WHAT THE FIELDS REMEMBER
Directed by Subasri Krishnan
Logline: On 18th February 1983, from 9:00 am to 3:00 pm, more than 2000 Muslims were killed in the town of Nellie and its surrounding villages in Assam, India. People’s homes were burnt down and their fields destroyed. Most of those who died were old people, women and children. Till date the Nellie massacre, remains on the margins of India’s public history, and is virtually wiped out from the nation’s collective memory.
The documentary film What the Fields Remember revisits the massacre three decades later. From the survivors, Sirajuddin Ahmed and Abdul Khayer’s, retelling of the event, and their struggles of coping with loss and memories that refuse to fade away, the film attempts to explore ideas of violence, memory and justice. It also tries to understand how physical spaces that have witnessed the violence continue to mark people’s relationship to history and memory. What the Fields Remember also attempts to raise larger questions around collective memory – of what we choose to remember and why we choose to forget.

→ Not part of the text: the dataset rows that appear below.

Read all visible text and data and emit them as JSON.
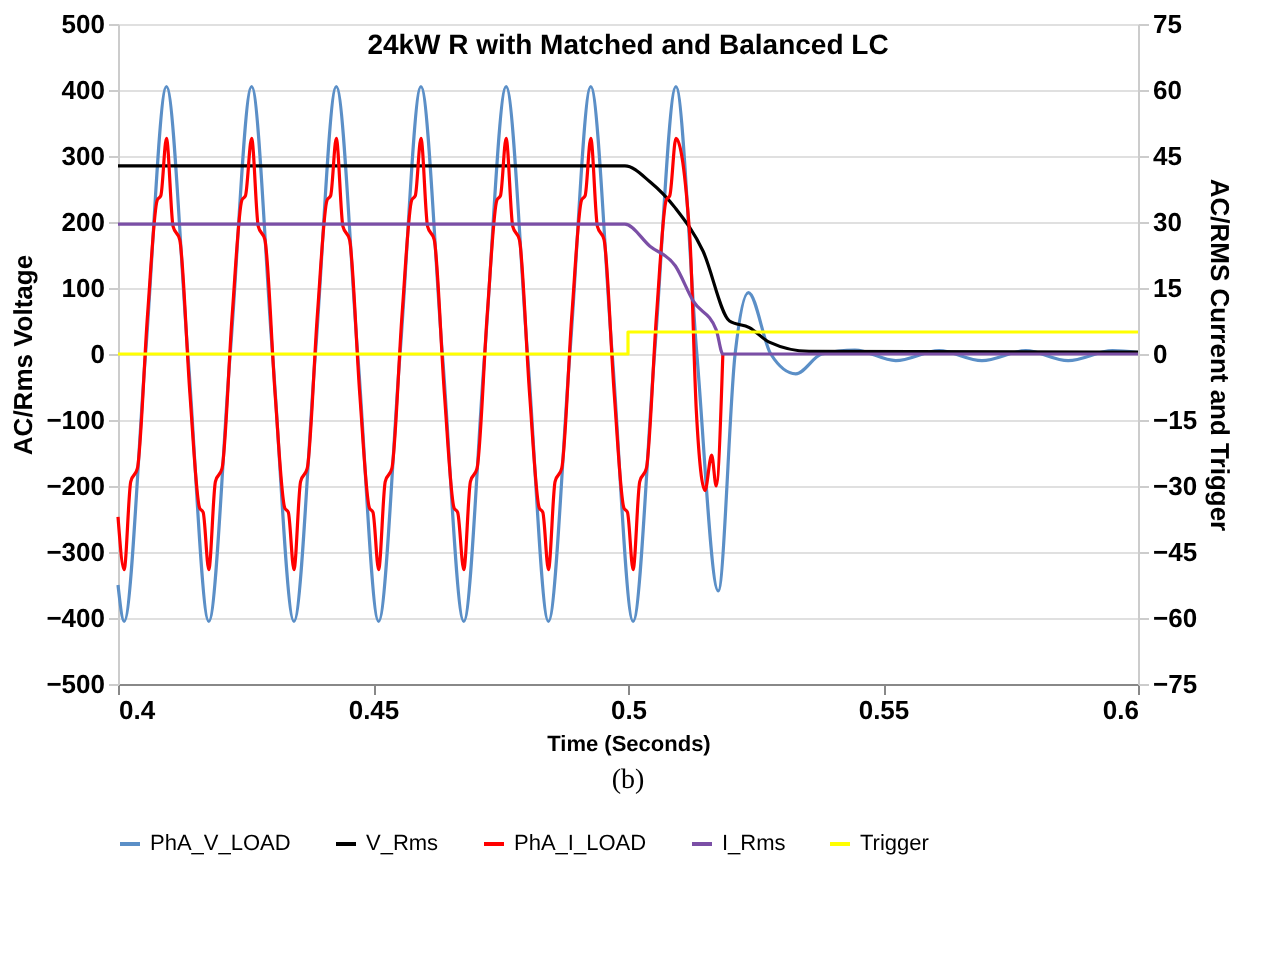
{
  "chart_data": {
    "type": "line",
    "title": "24kW R with Matched and Balanced LC",
    "xlabel": "Time (Seconds)",
    "ylabel": "AC/Rms Voltage",
    "y2label": "AC/RMS Current and Trigger",
    "xlim": [
      0.4,
      0.6
    ],
    "xticks": [
      0.4,
      0.45,
      0.5,
      0.55,
      0.6
    ],
    "ylim": [
      -500,
      500
    ],
    "yticks": [
      -500,
      -400,
      -300,
      -200,
      -100,
      0,
      100,
      200,
      300,
      400,
      500
    ],
    "y2lim": [
      -75,
      75
    ],
    "y2ticks": [
      -75,
      -60,
      -45,
      -30,
      -15,
      0,
      15,
      30,
      45,
      60,
      75
    ],
    "grid": "y",
    "legend": "bottom",
    "annotations": [
      "(b)"
    ],
    "series": [
      {
        "name": "PhA_V_LOAD",
        "color": "#5b8fc7",
        "x": [
          0.4,
          0.4012,
          0.4054,
          0.4095,
          0.4137,
          0.4178,
          0.422,
          0.4262,
          0.4303,
          0.4345,
          0.4387,
          0.4428,
          0.447,
          0.4511,
          0.4553,
          0.4594,
          0.4636,
          0.4678,
          0.4719,
          0.4761,
          0.4803,
          0.4844,
          0.4886,
          0.4927,
          0.4969,
          0.501,
          0.5052,
          0.5094,
          0.5135,
          0.5177,
          0.521,
          0.5236,
          0.528,
          0.5329,
          0.538,
          0.5445,
          0.5525,
          0.561,
          0.5694,
          0.578,
          0.5863,
          0.595,
          0.6
        ],
        "values": [
          -350,
          -405,
          0,
          405,
          0,
          -405,
          0,
          405,
          0,
          -405,
          0,
          405,
          0,
          -405,
          0,
          405,
          0,
          -405,
          0,
          405,
          0,
          -405,
          0,
          405,
          0,
          -405,
          0,
          405,
          0,
          -359,
          0,
          93,
          0,
          -30,
          0,
          6,
          -10,
          5,
          -10,
          5,
          -10,
          5,
          2
        ]
      },
      {
        "name": "V_Rms",
        "color": "#000000",
        "x": [
          0.4,
          0.4994,
          0.5043,
          0.5093,
          0.5147,
          0.5199,
          0.5238,
          0.5277,
          0.5355,
          0.6
        ],
        "values": [
          285,
          285,
          261,
          221,
          156,
          50,
          40,
          18,
          4,
          3
        ]
      },
      {
        "name": "PhA_I_LOAD",
        "color": "#ff0000",
        "axis": "y2",
        "x": [
          0.4,
          0.4012,
          0.4025,
          0.4038,
          0.4058,
          0.4077,
          0.4084,
          0.4095,
          0.4108,
          0.4121,
          0.4141,
          0.416,
          0.4167,
          0.4178,
          0.4191,
          0.4204,
          0.4224,
          0.4243,
          0.425,
          0.4262,
          0.4275,
          0.4288,
          0.4308,
          0.4327,
          0.4334,
          0.4345,
          0.4358,
          0.4371,
          0.4391,
          0.441,
          0.4417,
          0.4428,
          0.4441,
          0.4454,
          0.4474,
          0.4493,
          0.45,
          0.4511,
          0.4524,
          0.4537,
          0.4557,
          0.4576,
          0.4583,
          0.4594,
          0.4607,
          0.462,
          0.464,
          0.4659,
          0.4666,
          0.4678,
          0.4691,
          0.4704,
          0.4724,
          0.4743,
          0.475,
          0.4761,
          0.4774,
          0.4787,
          0.4807,
          0.4826,
          0.4833,
          0.4844,
          0.4857,
          0.487,
          0.489,
          0.4909,
          0.4916,
          0.4927,
          0.494,
          0.4953,
          0.4973,
          0.4992,
          0.4999,
          0.501,
          0.5023,
          0.5036,
          0.5056,
          0.5075,
          0.5082,
          0.5094,
          0.5121,
          0.5134,
          0.5151,
          0.5164,
          0.5173,
          0.5186
        ],
        "values": [
          -37,
          -49,
          -29,
          -26,
          9,
          35,
          36,
          49,
          29,
          26,
          -9,
          -35,
          -36,
          -49,
          -29,
          -26,
          9,
          35,
          36,
          49,
          29,
          26,
          -9,
          -35,
          -36,
          -49,
          -29,
          -26,
          9,
          35,
          36,
          49,
          29,
          26,
          -9,
          -35,
          -36,
          -49,
          -29,
          -26,
          9,
          35,
          36,
          49,
          29,
          26,
          -9,
          -35,
          -36,
          -49,
          -29,
          -26,
          9,
          35,
          36,
          49,
          29,
          26,
          -9,
          -35,
          -36,
          -49,
          -29,
          -26,
          9,
          35,
          36,
          49,
          29,
          26,
          -9,
          -35,
          -36,
          -49,
          -29,
          -26,
          9,
          35,
          36,
          49,
          27,
          -13,
          -31,
          -23,
          -30,
          0
        ]
      },
      {
        "name": "I_Rms",
        "color": "#7b4fa6",
        "axis": "y2",
        "x": [
          0.4,
          0.4994,
          0.5043,
          0.5093,
          0.5128,
          0.5173,
          0.5186,
          0.6
        ],
        "values": [
          29.5,
          29.5,
          24.5,
          20,
          12,
          5.5,
          0,
          0
        ]
      },
      {
        "name": "Trigger",
        "color": "#ffff00",
        "axis": "y2",
        "type": "step",
        "x": [
          0.4,
          0.5,
          0.6
        ],
        "values": [
          0,
          5,
          5
        ]
      }
    ]
  }
}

Subasri Krishnan, writer/director
Subasri Krishnan has been a documentary filmmaker for the past 10 years. She also heads the Media Lab of the Indian Institute for Human Settlement (IIHS), a national education institution that works on the urban.

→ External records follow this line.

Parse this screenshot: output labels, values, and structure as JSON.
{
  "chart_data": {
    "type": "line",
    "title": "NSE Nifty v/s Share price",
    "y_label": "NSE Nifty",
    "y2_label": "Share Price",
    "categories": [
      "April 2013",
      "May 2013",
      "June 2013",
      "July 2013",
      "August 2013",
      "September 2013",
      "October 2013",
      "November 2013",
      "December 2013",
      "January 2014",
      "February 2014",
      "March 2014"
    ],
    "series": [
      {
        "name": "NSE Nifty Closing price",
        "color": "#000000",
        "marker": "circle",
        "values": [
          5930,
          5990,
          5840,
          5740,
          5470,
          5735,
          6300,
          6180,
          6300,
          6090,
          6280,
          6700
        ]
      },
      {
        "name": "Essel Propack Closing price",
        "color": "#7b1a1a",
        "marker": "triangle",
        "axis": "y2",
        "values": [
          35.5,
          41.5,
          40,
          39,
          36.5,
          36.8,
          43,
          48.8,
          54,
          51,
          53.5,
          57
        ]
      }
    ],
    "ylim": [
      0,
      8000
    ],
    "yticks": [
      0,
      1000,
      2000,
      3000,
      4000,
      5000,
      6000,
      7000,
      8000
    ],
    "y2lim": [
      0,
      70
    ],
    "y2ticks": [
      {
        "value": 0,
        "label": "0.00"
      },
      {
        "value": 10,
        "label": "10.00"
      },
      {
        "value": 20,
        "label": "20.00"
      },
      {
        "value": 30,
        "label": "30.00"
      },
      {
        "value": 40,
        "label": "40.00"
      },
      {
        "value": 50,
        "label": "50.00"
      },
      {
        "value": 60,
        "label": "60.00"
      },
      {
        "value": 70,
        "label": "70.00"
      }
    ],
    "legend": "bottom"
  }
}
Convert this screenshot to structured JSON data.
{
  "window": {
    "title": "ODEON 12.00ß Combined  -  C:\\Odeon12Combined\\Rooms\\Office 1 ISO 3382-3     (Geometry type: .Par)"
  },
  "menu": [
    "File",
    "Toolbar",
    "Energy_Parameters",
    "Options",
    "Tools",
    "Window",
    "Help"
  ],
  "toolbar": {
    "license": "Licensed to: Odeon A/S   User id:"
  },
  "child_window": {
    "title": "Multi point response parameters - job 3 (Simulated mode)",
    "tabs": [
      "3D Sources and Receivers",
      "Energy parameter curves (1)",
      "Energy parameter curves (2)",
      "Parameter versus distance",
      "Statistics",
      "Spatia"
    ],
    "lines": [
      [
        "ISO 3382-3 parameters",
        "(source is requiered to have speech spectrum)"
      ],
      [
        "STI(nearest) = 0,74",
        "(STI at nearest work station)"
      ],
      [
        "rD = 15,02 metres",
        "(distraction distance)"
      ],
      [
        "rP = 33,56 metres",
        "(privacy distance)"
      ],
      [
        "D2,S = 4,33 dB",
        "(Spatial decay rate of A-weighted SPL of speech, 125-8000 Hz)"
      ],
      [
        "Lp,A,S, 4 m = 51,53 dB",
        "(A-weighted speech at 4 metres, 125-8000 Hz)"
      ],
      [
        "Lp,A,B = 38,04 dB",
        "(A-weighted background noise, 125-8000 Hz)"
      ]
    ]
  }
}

Her filmmaking work has ranged from a number of commissioned non-fiction films on rights based issues to documentary films. Her first documentary film Brave New Medium on internet censorship in South-East Asia, has been screened at film festivals, both nationally and internationally. The award-winning This or That Particular Person produced by the Public Service Broadcasting Trust (PSBT) looks at the idea of official identity documents, and in that context, the Unique Identity number. The film was adjudged as the Best Short Documentary Film at the International Documentary and Short Film Festival of Kerala (IDSFFK), 2013. Her new documentary film What The Fields Remember explores ideas of memory, violence and justice through the survivors’ narratives of the massacre and spaces that witnessed the violence.
As part of her work in the Media Lab at IIHS, she teaches and curates the Urban Lens film festival.